Thursday, March 25, 2010

Invisible Idiot

This hole you see has been a distraction for me. I discovered it less than 24 hours ago. It was dug about two years ago by a performance artist, in the woods near Devils Hopyard State Park, East Haddam, CT. A group of students was touring the environmental installations here, when we "stumbled" upon it. The photos show part of an installation that was called "Two Rivers Roar." Below the picture of the hole, is a photo  taken about 17 feet away, where one of the PVC pipes originates. The other one also originates about 17 feet away. From what I have been told, there is a geological fault line in the area, a characteristic of the glacial moraine which gives the topography its salient characteristics. An old friend, on whose property I am a guest for a few weeks, sent me a youtube link a couple weeks ago. It had Marco Mazzini playing contrabass clarinet. I only have a bass clarinet. So when I saw the pipes leading to this hole, I wondered, could I get a bass clarinet, or soprano clarinet, sound to go through the pipes and come out the hole? A devil's errand,to be sure.

Needless to say, this is not what I had planned for my visit here. I had planned to finish a play I had begun some years ago. Since I am so easily distracted, I brought my clarinets along to work on some solos as well. Sounds like a plan to fail but I am no Jaromir Hladik. You can read elsewhere about his success.

Back to the hole. With a hole like this, some PVC pipe, and some clarinets, the first thing that would come to anyone's mind (of course!) is, can they be joined up? Can a big sound be made? My first thought led me to the decaying waterworks of urban America. In one of my hometowns, there exist no surveys or schematics of the iron or clay sewers built as recently as the 1940s. Good thing we have video cameras, huh? I may need one. But, the first thing I have done is write to the performance artist who put these pipes in. I hope to hear back from her. I just want to know if the pipes are continuous and how they are angled. If they have holes, or open sections, it would be like putting sound into the dirt, right? Totally futile.

I don't even know if the breath from one set of lungs (or two sets in the case of a duet) can sustain a sound the 17 foot length of these pipes. But, it should would help if the PVC pipe is clear and tight. I should ask my friend if he has a sewer type video camera lying around.

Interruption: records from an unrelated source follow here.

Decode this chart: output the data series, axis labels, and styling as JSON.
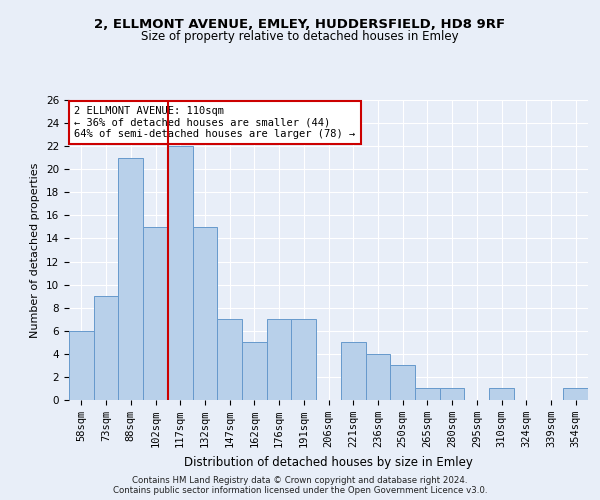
{
  "title1": "2, ELLMONT AVENUE, EMLEY, HUDDERSFIELD, HD8 9RF",
  "title2": "Size of property relative to detached houses in Emley",
  "xlabel": "Distribution of detached houses by size in Emley",
  "ylabel": "Number of detached properties",
  "categories": [
    "58sqm",
    "73sqm",
    "88sqm",
    "102sqm",
    "117sqm",
    "132sqm",
    "147sqm",
    "162sqm",
    "176sqm",
    "191sqm",
    "206sqm",
    "221sqm",
    "236sqm",
    "250sqm",
    "265sqm",
    "280sqm",
    "295sqm",
    "310sqm",
    "324sqm",
    "339sqm",
    "354sqm"
  ],
  "values": [
    6,
    9,
    21,
    15,
    22,
    15,
    7,
    5,
    7,
    7,
    0,
    5,
    4,
    3,
    1,
    1,
    0,
    1,
    0,
    0,
    1
  ],
  "bar_color": "#b8d0ea",
  "bar_edge_color": "#6699cc",
  "property_line_x": 3.5,
  "property_line_color": "#cc0000",
  "annotation_text": "2 ELLMONT AVENUE: 110sqm\n← 36% of detached houses are smaller (44)\n64% of semi-detached houses are larger (78) →",
  "annotation_box_facecolor": "#ffffff",
  "annotation_box_edgecolor": "#cc0000",
  "ylim": [
    0,
    26
  ],
  "yticks": [
    0,
    2,
    4,
    6,
    8,
    10,
    12,
    14,
    16,
    18,
    20,
    22,
    24,
    26
  ],
  "footer1": "Contains HM Land Registry data © Crown copyright and database right 2024.",
  "footer2": "Contains public sector information licensed under the Open Government Licence v3.0.",
  "bg_color": "#e8eef8",
  "plot_bg_color": "#e8eef8",
  "title1_fontsize": 9.5,
  "title2_fontsize": 8.5,
  "xlabel_fontsize": 8.5,
  "ylabel_fontsize": 8,
  "tick_fontsize": 7.5,
  "annot_fontsize": 7.5,
  "footer_fontsize": 6.2
}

On the receiving end, this wonderful hole, I would like for the hole to broadcast the sound in whatever form it comes out of the pipes. I guess the hole would need to act like a speaker, but I prefer the term "sound chimney." Anybody know how to build a sound chimney? Of course all chimneys should be "sound." But I am talking about human exhaust gas, co2, breathed through these various lengths of cylindrical bore, and vented in such a way that the music could be heard as far away as possible. Some philosophers say that music predated language. I open up this discussion: what could be put in the hole? Should the end result be a composition, a performance, or an installation? I await counsel.